Любит Митька дедушку. Сколько он от него сказок переслушал! И во всякой игре дедушка помощник. Чижика ли сделать, шар, городки — все дедушка. Отколотят Митьку, — дедушка в обиду не даст, обидчика за вихры выдерет. А Митька тоже без дедушки яблока не съест: ‘на, дедушка, попробуй’.
У дедушки лысина мокрая, по рябому лицу пот течет, в одной руке клин, в другой топор. Пробьет дыру, воткнет кол, и Митька знает уж что подать дедушке, ножик или ивовый прут.
Утром, пока старик на прогулке колышки тесал, Митька два раза в болото за ивняком сходил. Дедушка рьяно работает, в руках то-и-дело колышки меняются. И незаметно тянется за ним частокол от сарая к Ивановой усадьбе, к рассаднику, к овину.
— Ну, Митяй, мы с тобой такую стену установим… Цыпленок не пролезет.
А у Митьки в голове свои думы. Рассказывала учительница про аэроплан, теперь ему страсть хочется его посмотреть. ‘Эх, если бы пустили, обязательно в Москву поехал’.
— Дедушка, а ты ероплан видел? Прищурился дед, в памяти копается.
— Ироплан, Ироплан… Видел. Ну уж и пес же был… Князь-то с ним бывало на медведя ходил.
— Чудной, дедушка — смеется Митька — ведь это не собака ероплан-то… Это на манер большой птицы. На ним люди летают.
У дедушки веселей руки заходили, колышки закланялись, откашлялся, и голос досадливый.
— Фу, прорва. Слышал я про него, слышал. Только, признаться, Митька, я не верю, что на нем люди летают. Думаю, все это отвод глаз.
— Не отвод, дедушка, в самделе есть. Сергей Прохоров в Москве был, сам видел.
Дедушка покачал недоверчиво головой и ласково ладонью провел Митьке по голове.
— Глуп еще ты, всему верить нельзя.
Митьке чудно и досадно. Неужели врут у учительницы книги. Да и не только в книгах… Рассказывал про аэропланы как-то на сходке и Сергей Мартьянов. Тот сам был на фронте и видел, как оттуда люди бомбами пуляли. А дедушка говорит:
— Небось уж годов сорок прошло. Поехал я в Москву к покойнику Кузьме. Жил он в ту пору в Черкизове на красильной фабрике. Вышли мы в праздник погулять, а он ко мне и пристал: пойдем да пойдем, отец, в балаган.
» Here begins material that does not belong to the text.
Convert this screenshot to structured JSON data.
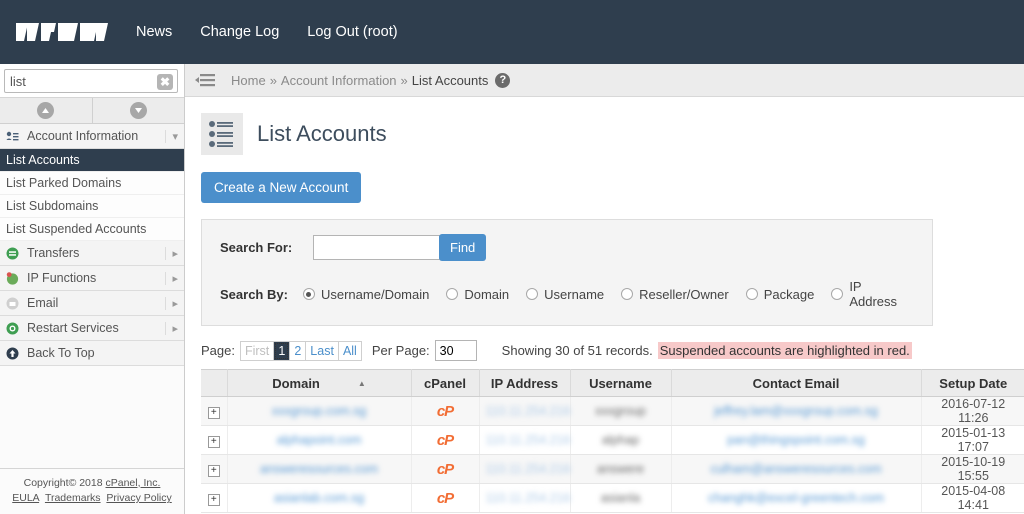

Пошли. И выходит там человек, ну простой такой, плюгавенький, и давай… То из рта си -тец вытаскивает, то руки себе шилом проткнет, а под конец вытащил изо рта палку, на палке тряпка, и давай ею махать. Ну, думаю, не жилец ты теперь на этом свете! Потом кончил он свои покусы, вышел и показывает руки, а у него на руках хоть бы заметка какая. Вот, милый, как люди могут глаза отводить.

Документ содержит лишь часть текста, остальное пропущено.